We may come to remember this period as the interlude: the inter-Trump years. After the sigh of relief heard around the world when Donald Trump was defeated in November 2020, a grim realization should be dawning: the threat of a Trump return to the White House is growing.

His first task is to win the Republican party’s presidential nomination, but that hurdle is shrinking daily. Trump’s grip on his party remains firm, with none of his putative rivals coming close. Of course, the first round of primary voting is months away and much could change, but the shape of the race is already clear – and Trump is dominant. [cites E. Jean Carroll verdict as evidence of his unshakable political power]

That “makes me want to vote for him twice”, said Senator Tommy Tuberville of Alabama of the jury’s decision, articulating the view held by many millions of Republicans that this judgment – and any other legal finding against the former president – proves only that the elites are out to get him.

It means Democrats and those who wish to see Trump finished need to let go of the hope that the courts will dispatch him once and for all. .... on the current evidence, a slew of guilty verdicts would barely dent his standing with his own party.

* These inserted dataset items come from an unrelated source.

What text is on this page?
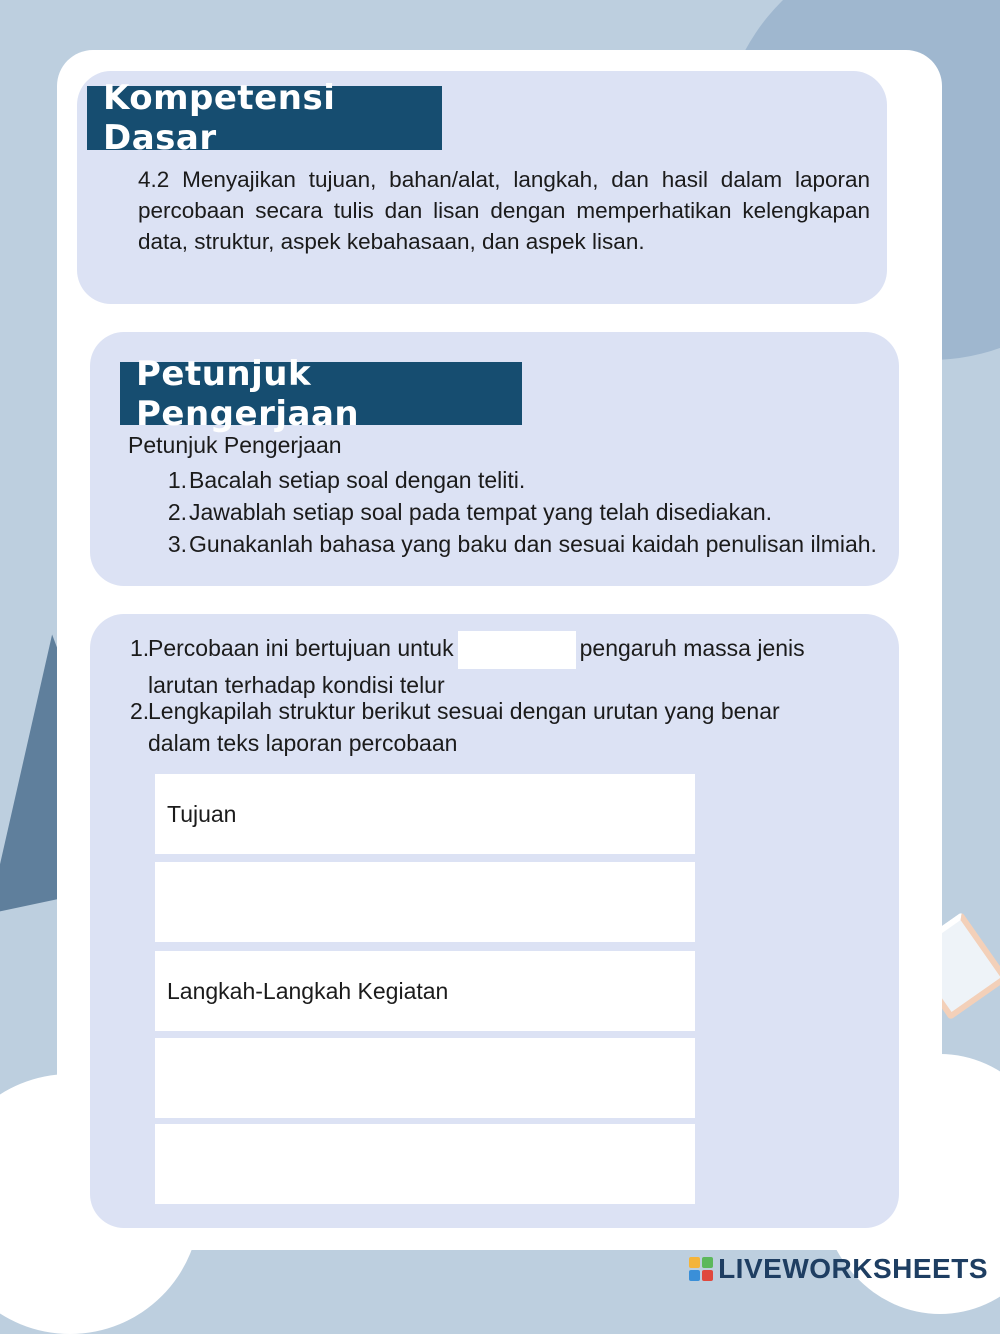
Kompetensi Dasar
4.2 Menyajikan tujuan, bahan/alat, langkah, dan hasil dalam laporan percobaan secara tulis dan lisan dengan memperhatikan kelengkapan data, struktur, aspek kebahasaan, dan aspek lisan.
Petunjuk Pengerjaan
Petunjuk Pengerjaan
1.Bacalah setiap soal dengan teliti.
2.Jawablah setiap soal pada tempat yang telah disediakan.
3.Gunakanlah bahasa yang baku dan sesuai kaidah penulisan ilmiah.
1.Percobaan ini bertujuan untuk	pengaruh massa jenis
larutan terhadap kondisi telur
2.Lengkapilah struktur berikut sesuai dengan urutan yang benar
dalam teks laporan percobaan
Tujuan
Langkah-Langkah Kegiatan
LIVEWORKSHEETS
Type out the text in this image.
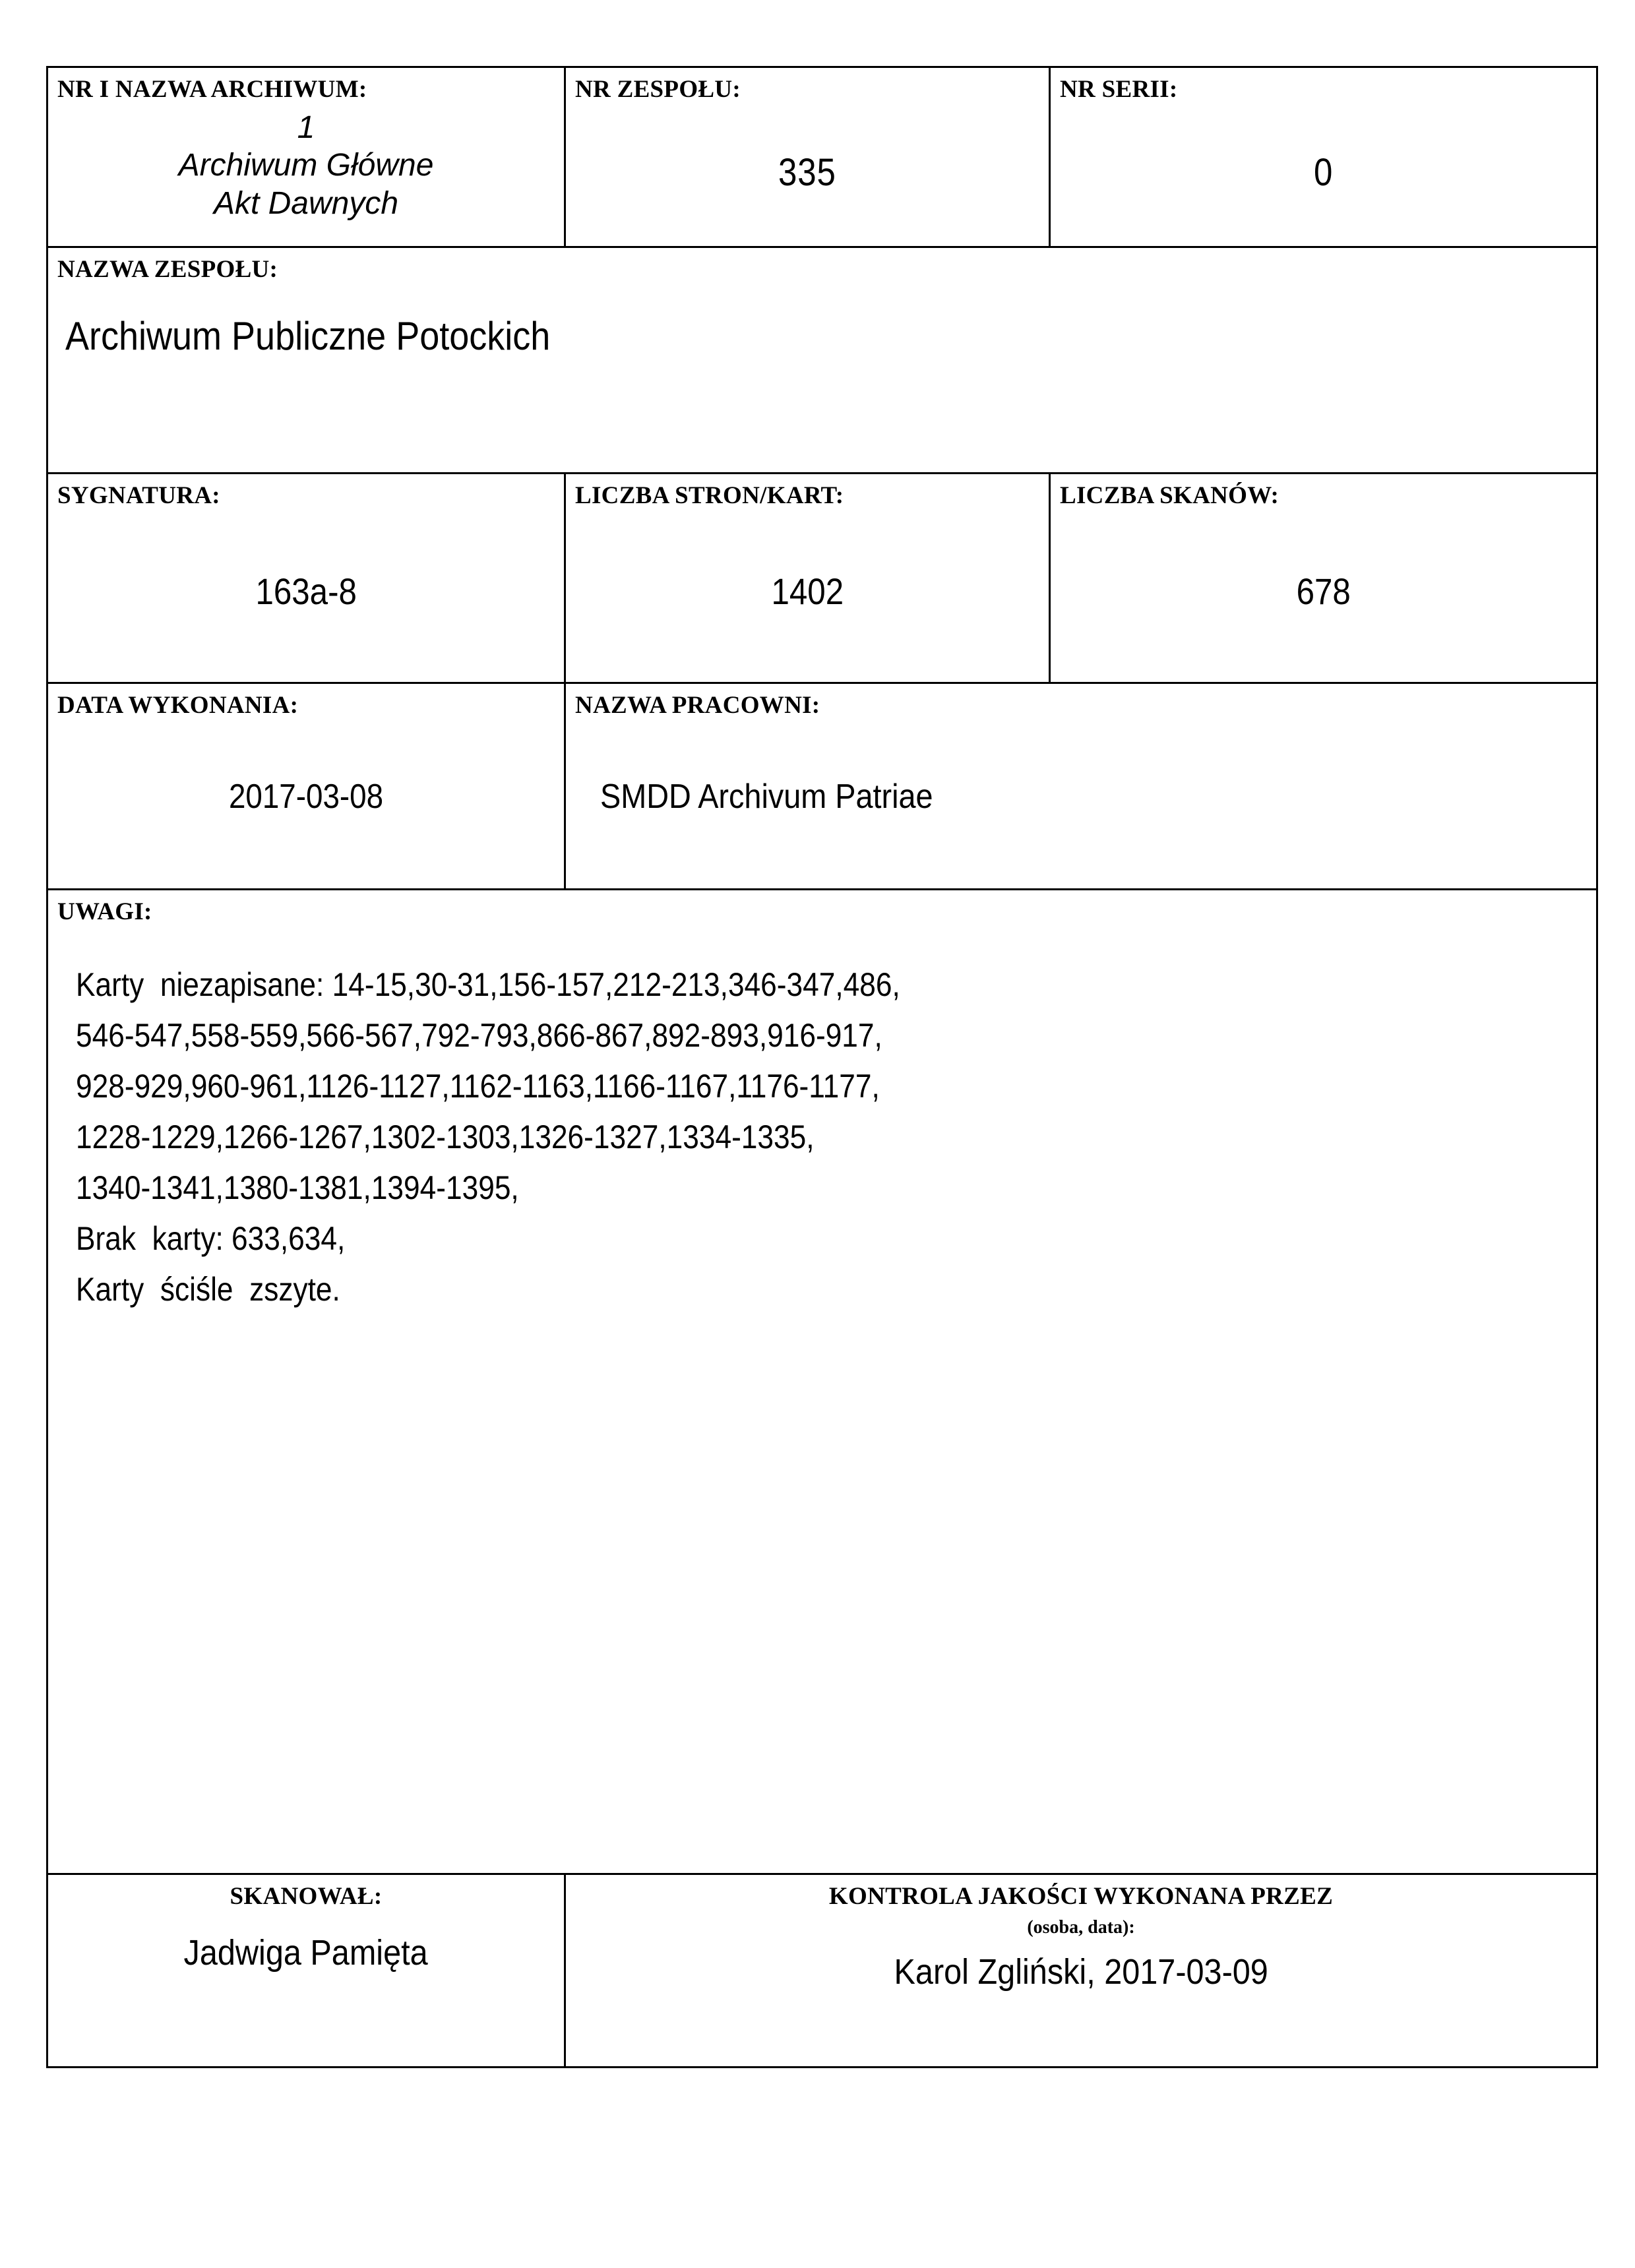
NR I NAZWA ARCHIWUM:
1
Archiwum Główne
Akt Dawnych

NR ZESPOŁU:
335

NR SERII:
0

NAZWA ZESPOŁU:
Archiwum Publiczne Potockich		

SYGNATURA:
163a-8

LICZBA STRON/KART:
1402

LICZBA SKANÓW:
678

DATA WYKONANIA:
2017-03-08

NAZWA PRACOWNI:
SMDD Archivum Patriae

UWAGI:
Karty  niezapisane: 14-15,30-31,156-157,212-213,346-347,486,
546-547,558-559,566-567,792-793,866-867,892-893,916-917,
928-929,960-961,1126-1127,1162-1163,1166-1167,1176-1177,
1228-1229,1266-1267,1302-1303,1326-1327,1334-1335,
1340-1341,1380-1381,1394-1395,
Brak  karty: 633,634,
Karty  ściśle  zszyte.

SKANOWAŁ:
Jadwiga Pamięta

KONTROLA JAKOŚCI WYKONANA PRZEZ
(osoba, data):
Karol Zgliński, 2017-03-09
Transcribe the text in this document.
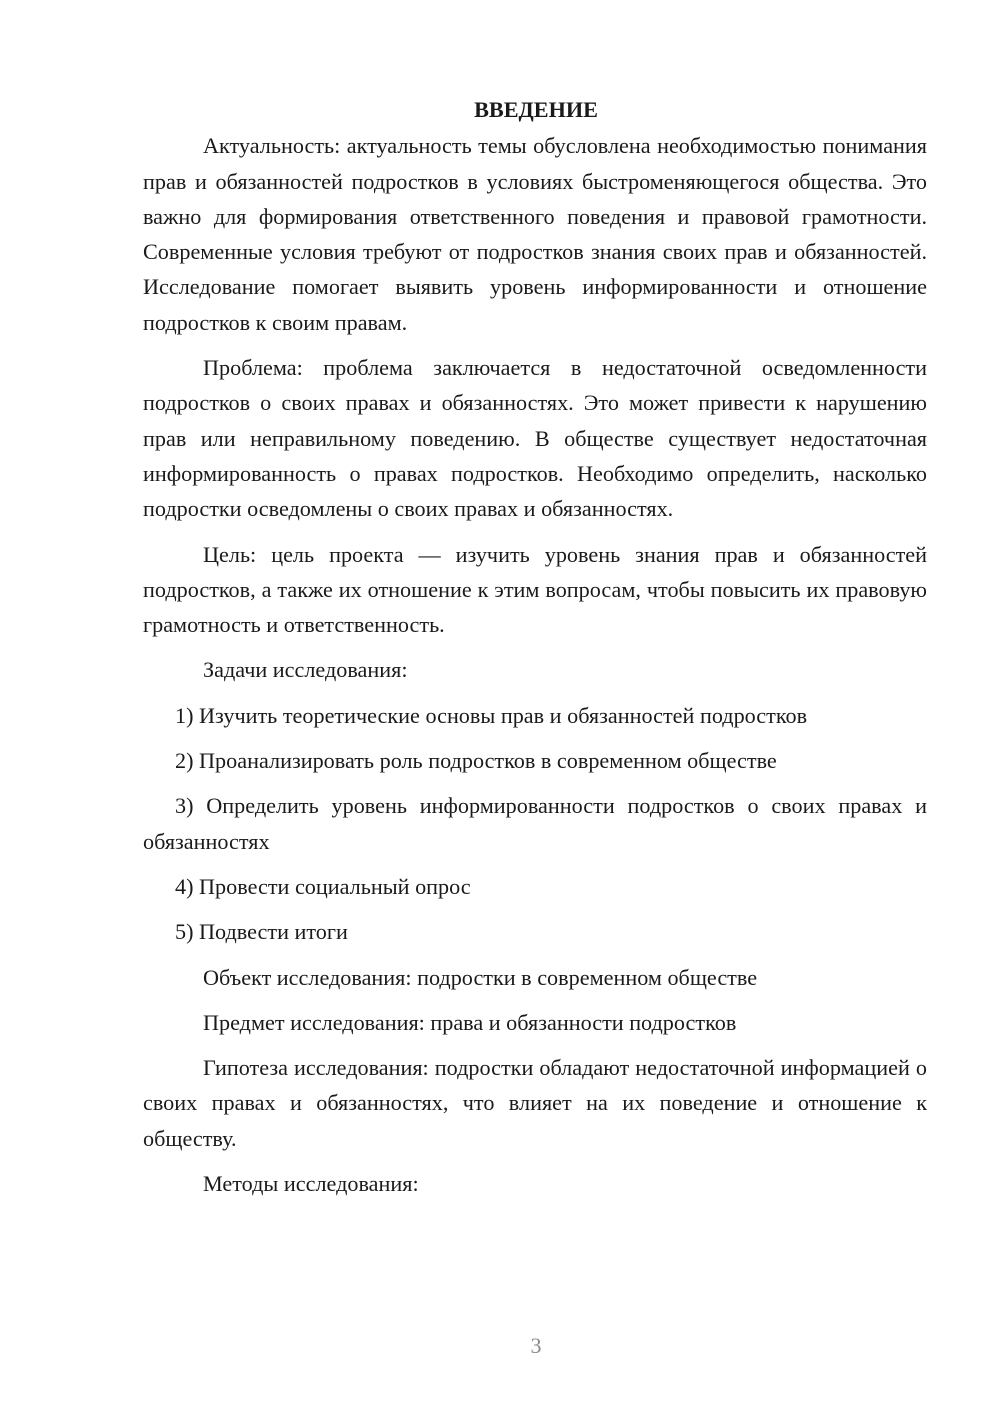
ВВЕДЕНИЕ

Актуальность: актуальность темы обусловлена необходимостью понимания прав и обязанностей подростков в условиях быстроменяющегося общества. Это важно для формирования ответственного поведения и правовой грамотности. Современные условия требуют от подростков знания своих прав и обязанностей. Исследование помогает выявить уровень информированности и отношение подростков к своим правам.

Проблема: проблема заключается в недостаточной осведомленности подростков о своих правах и обязанностях. Это может привести к нарушению прав или неправильному поведению. В обществе существует недостаточная информированность о правах подростков. Необходимо определить, насколько подростки осведомлены о своих правах и обязанностях.

Цель: цель проекта — изучить уровень знания прав и обязанностей подростков, а также их отношение к этим вопросам, чтобы повысить их правовую грамотность и ответственность.

Задачи исследования:

1) Изучить теоретические основы прав и обязанностей подростков

2) Проанализировать роль подростков в современном обществе

3) Определить уровень информированности подростков о своих правах и обязанностях

4) Провести социальный опрос

5) Подвести итоги

Объект исследования: подростки в современном обществе

Предмет исследования: права и обязанности подростков

Гипотеза исследования: подростки обладают недостаточной информацией о своих правах и обязанностях, что влияет на их поведение и отношение к обществу.

Методы исследования:

3
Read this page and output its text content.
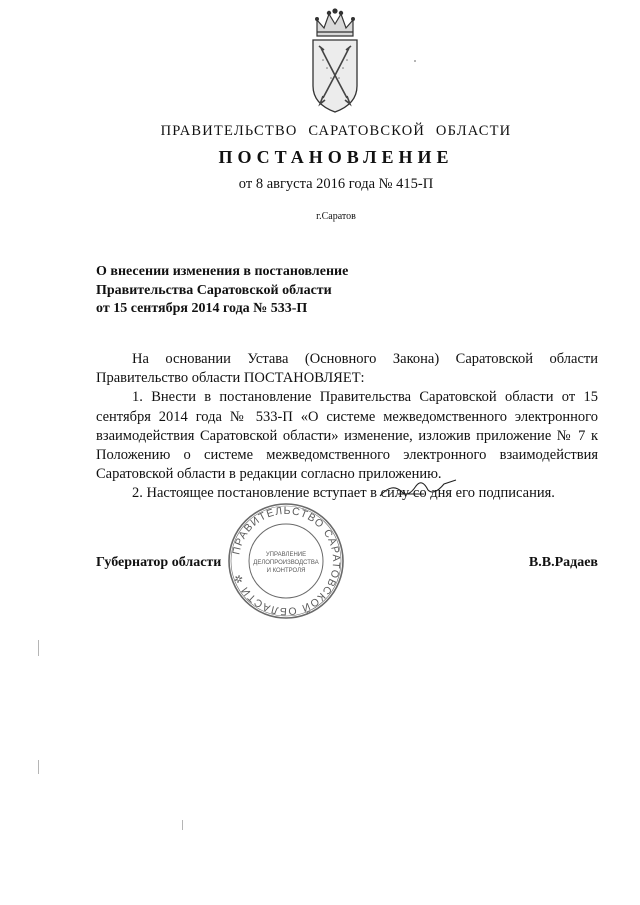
ПРАВИТЕЛЬСТВО САРАТОВСКОЙ ОБЛАСТИ
ПОСТАНОВЛЕНИЕ
от 8 августа 2016 года № 415-П
г.Саратов
О внесении изменения в постановление
Правительства Саратовской области
от 15 сентября 2014 года № 533-П

На основании Устава (Основного Закона) Саратовской области Правительство области ПОСТАНОВЛЯЕТ:

1. Внести в постановление Правительства Саратовской области от 15 сентября 2014 года № 533-П «О системе межведомственного электронного взаимодействия Саратовской области» изменение, изложив приложение № 7 к Положению о системе межведомственного электронного взаимодействия Саратовской области в редакции согласно приложению.

2. Настоящее постановление вступает в силу со дня его подписания.

Губернатор области	В.В.Радаев
ПРАВИТЕЛЬСТВО САРАТОВСКОЙ ОБЛАСТИ ✲
УПРАВЛЕНИЕ
ДЕЛОПРОИЗВОДСТВА
И КОНТРОЛЯ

As Trump intuited back in 2016, he could shoot someone on Fifth Avenue and Republicans would still vote for him.

Plenty of Democrats concede that Trump is likely to win his party’s nomination. Indeed, many want him to win, so sure are they that he will lose to Biden in a rematch of 2020. And he may. But that contest will be far too close for comfort, at least in the electoral college that decides the outcome. In 2020, just 44,000 votes in three states stood between a Biden victory and an electoral college tie. Now the polls look much worse for him. .... Put simply, it was a photo finish last time and Trump’s prospects are better now than then.

What would a Trump restoration entail? He himself has promised “retribution”, and those who served under him warn that a returned Trump would be less chaotic, more focused, than he was first time around.

[Attacking the courts] has become a pattern, casting the justice system as merely another theatre in the partisan culture wars. Not content with destroying Republicans’ faith in electoral democracy in order to divert attention from the fact he lost an election, Trump is now doing the same to his followers’ trust in the law, this time to distract from the fact that he is a sexual predator.

A second-term Trump would set about finishing what he started, breaking any institution that might stand in his way, whether that be the ballot box or the courts. As Senator Mitt Romney, a rare Republican voice of dissent, put it after the CNN show: “You see what you’re going to get, which is a presidency untethered to the truth and untethered to the constitutional order.”

Democrats need to snap out of the complacency brought by victory in 2020 and work as if they are in a race against the devil and lagging behind – because they are. They need to address the Biden age issue fast: several party veterans urge the president to get out more, recommending the kind of closeup encounters with the public at which he thrives. They need to sell their achievements, not least a strong record on jobs. And they have to sound the alarm every day, warning of the danger Trump poses. Because it is clear and it is present.